Halloween - that's another thing. There are big bilboards everywhere here for "The Raven Twins", who are starring in this years' Busch Gardens "Howl-o-Scream"....I am so aware of all the spiritual connotations behind Halloween this year. The Mexicans who'll be marching with their sugar skulls and burning things at altars for the Dio de los Muertos/Day of the Dead, the Fundamentalist Christians who will keep their kids in lock-ins all night so they aren't exposed even to costumes, the Pagans I know who believe that at this time of year "The veil is thin". When did Party City's merchandise get so hardcore and R-rated, and all the haunted houses become so psychologically motivated and 21+? Grant bought a cd the other day out of a sale bin, called "The Nightmare Revisited" - it's bands and singers doing the Nightmare Before Christmas soundtrack, cover-style. My kids love some of it - *I* love some of it - and I wonder what my Orthodox friends and Catholic friends would think of it? I mean, it's a Tim Burton children's movie, but it's also a gothic cult classic, and when you put Marilyn Manson and Korn at the helm, a certain "edge" emerges.
I've been wearing combat boots around for the first time in years and years.
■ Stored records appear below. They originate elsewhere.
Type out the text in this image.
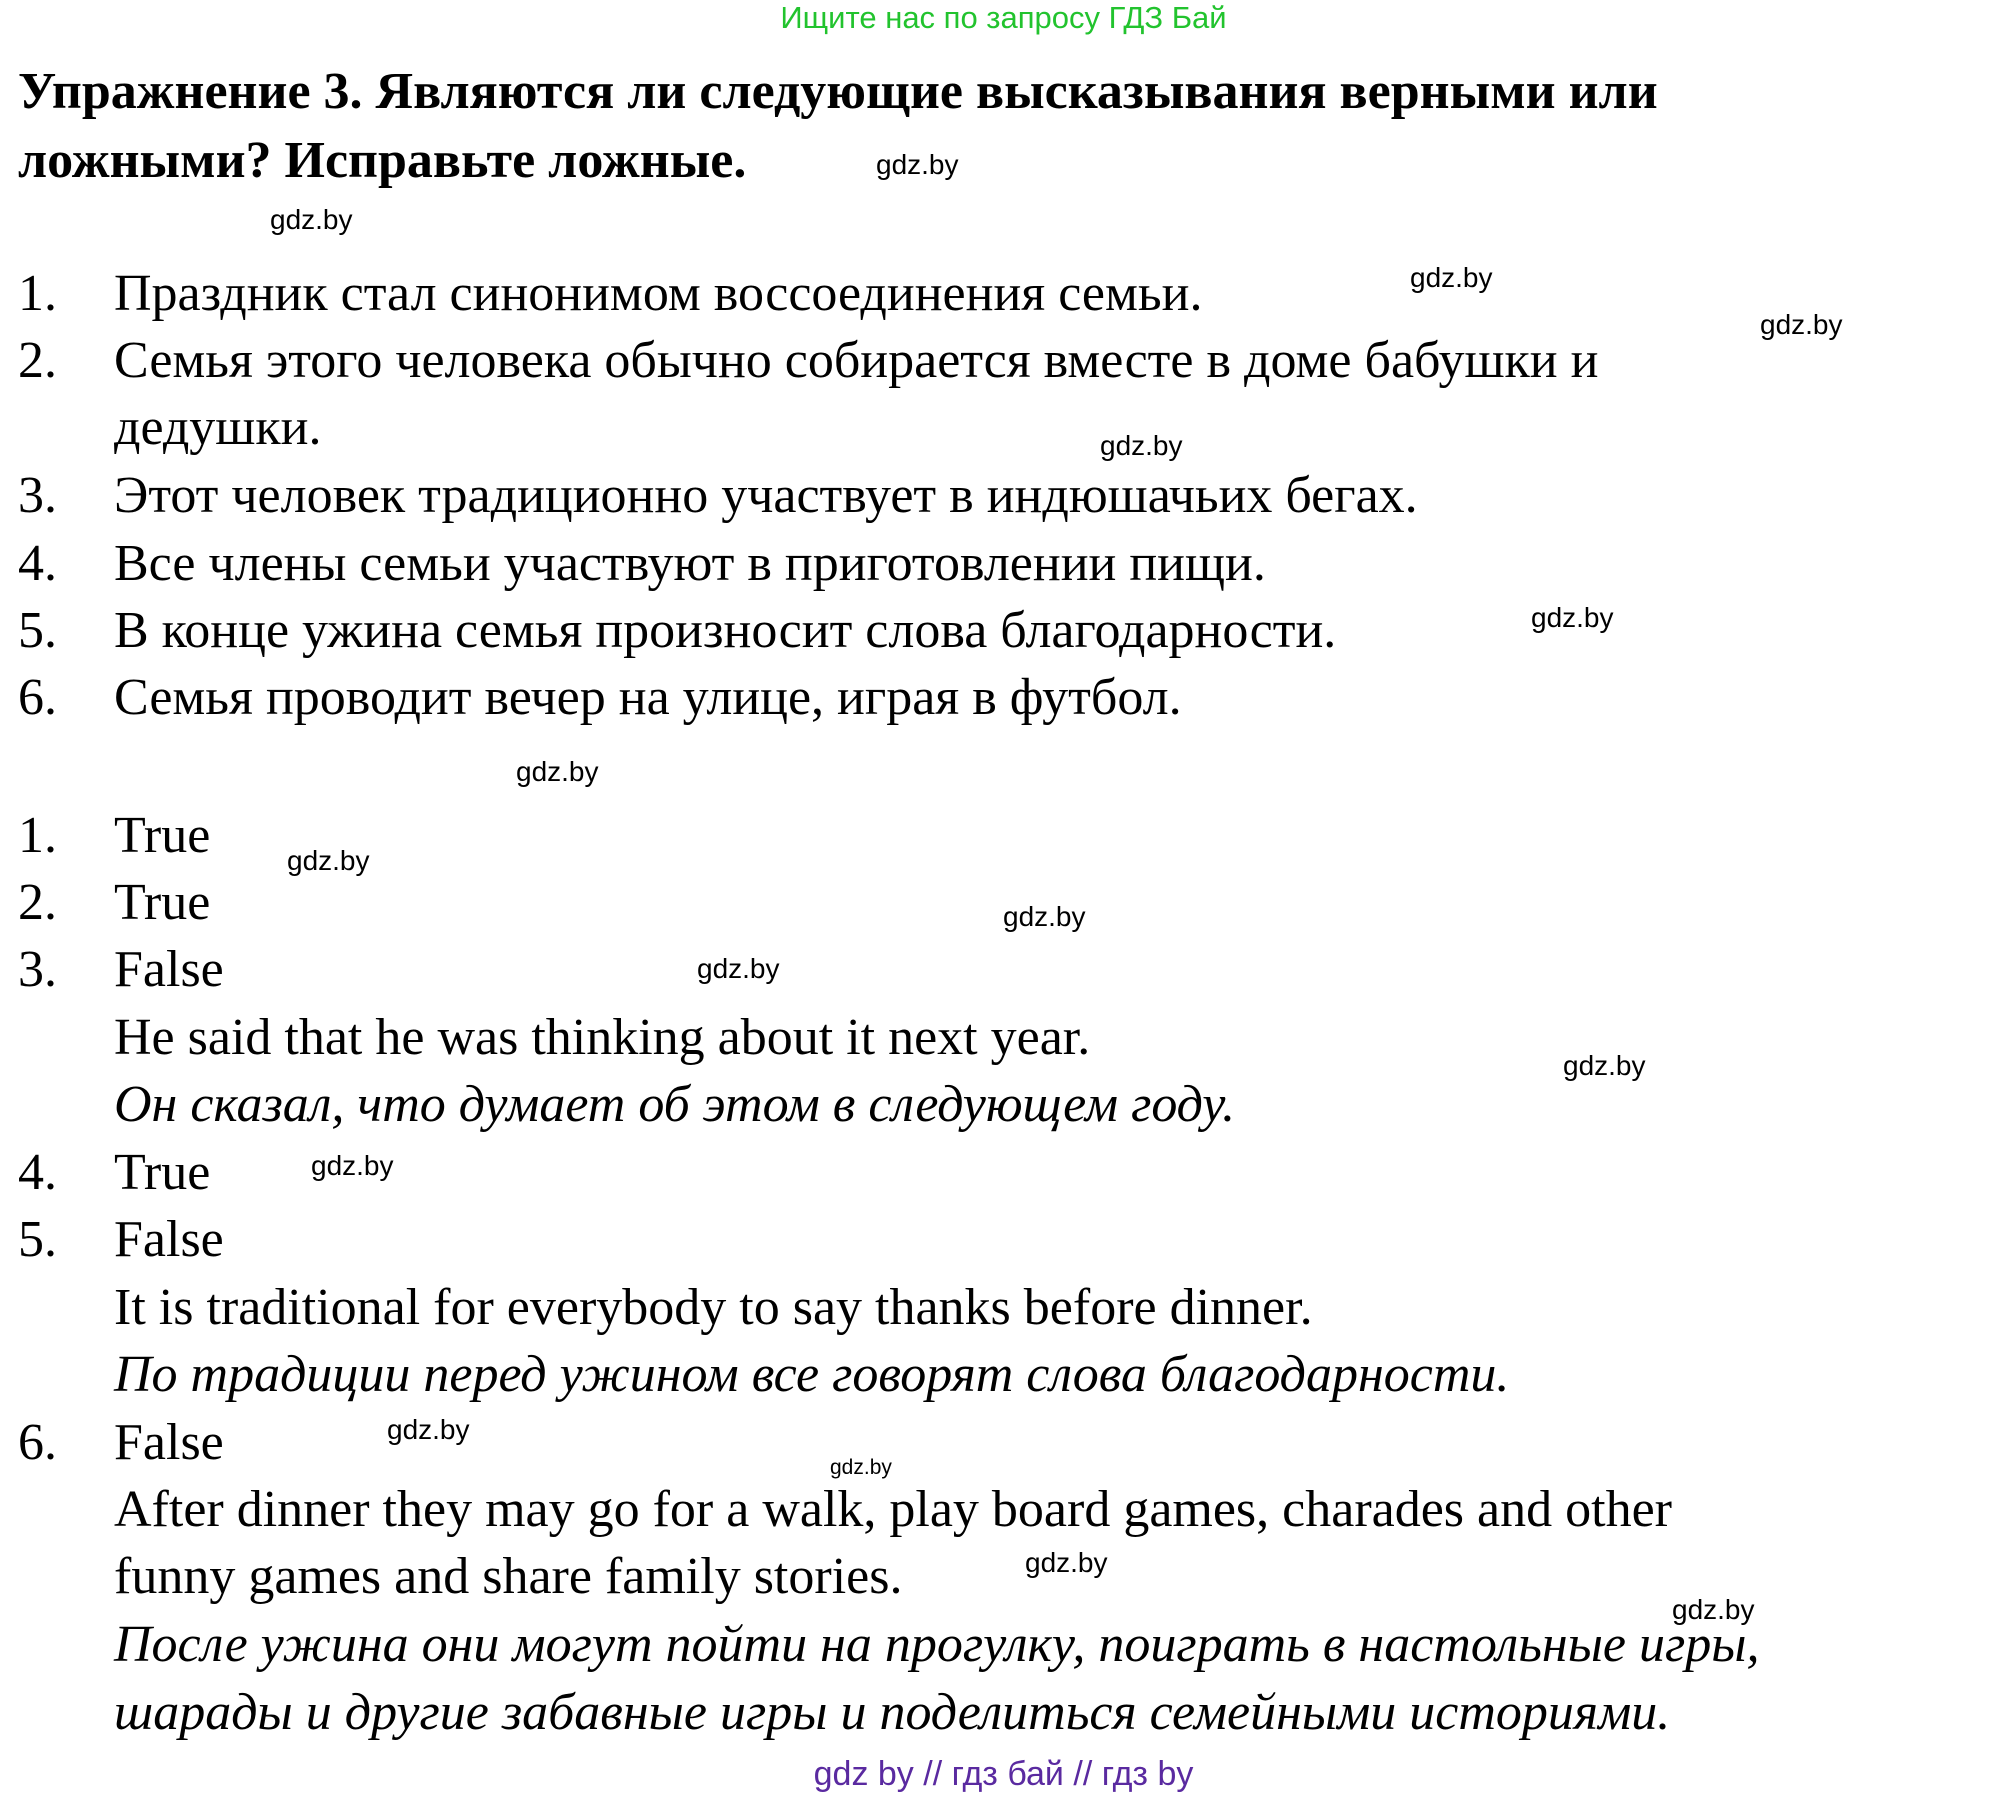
Ищите нас по запросу ГДЗ Бай
Упражнение 3. Являются ли следующие высказывания верными или
ложными? Исправьте ложные.
1. Праздник стал синонимом воссоединения семьи.
2. Семья этого человека обычно собирается вместе в доме бабушки и
дедушки.
3. Этот человек традиционно участвует в индюшачьих бегах.
4. Все члены семьи участвуют в приготовлении пищи.
5. В конце ужина семья произносит слова благодарности.
6. Семья проводит вечер на улице, играя в футбол.
1. True
2. True
3. False
He said that he was thinking about it next year.
Он сказал, что думает об этом в следующем году.
4. True
5. False
It is traditional for everybody to say thanks before dinner.
По традиции перед ужином все говорят слова благодарности.
6. False
After dinner they may go for a walk, play board games, charades and other
funny games and share family stories.
После ужина они могут пойти на прогулку, поиграть в настольные игры,
шарады и другие забавные игры и поделиться семейными историями.
gdz.by
gdz.by
gdz.by
gdz.by
gdz.by
gdz.by
gdz.by
gdz.by
gdz.by
gdz.by
gdz.by
gdz.by
gdz.by
gdz.by
gdz.by
gdz.by
gdz by // гдз бай // гдз by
Not my shiny platform ones from high school, but Grant's clompy ones from the Army Surplus Store. I feel moody and spontaneous and like I'm tired of caring about how I look, with my diastasis, and it feels natural rather than like I'm "dressing up", for the first time in like a decade. So I'm regressing? I get into this problem sometimes, that if I ever go back to "before I had kids" or even "before I was constantly pregnant and/or nursing babies", I have to go all the way back to high school to find myself in the mess and remember who I am with all the diapers and lessons and pacing separated away... which puts me at 17.
Well, I think this has gotten long enough.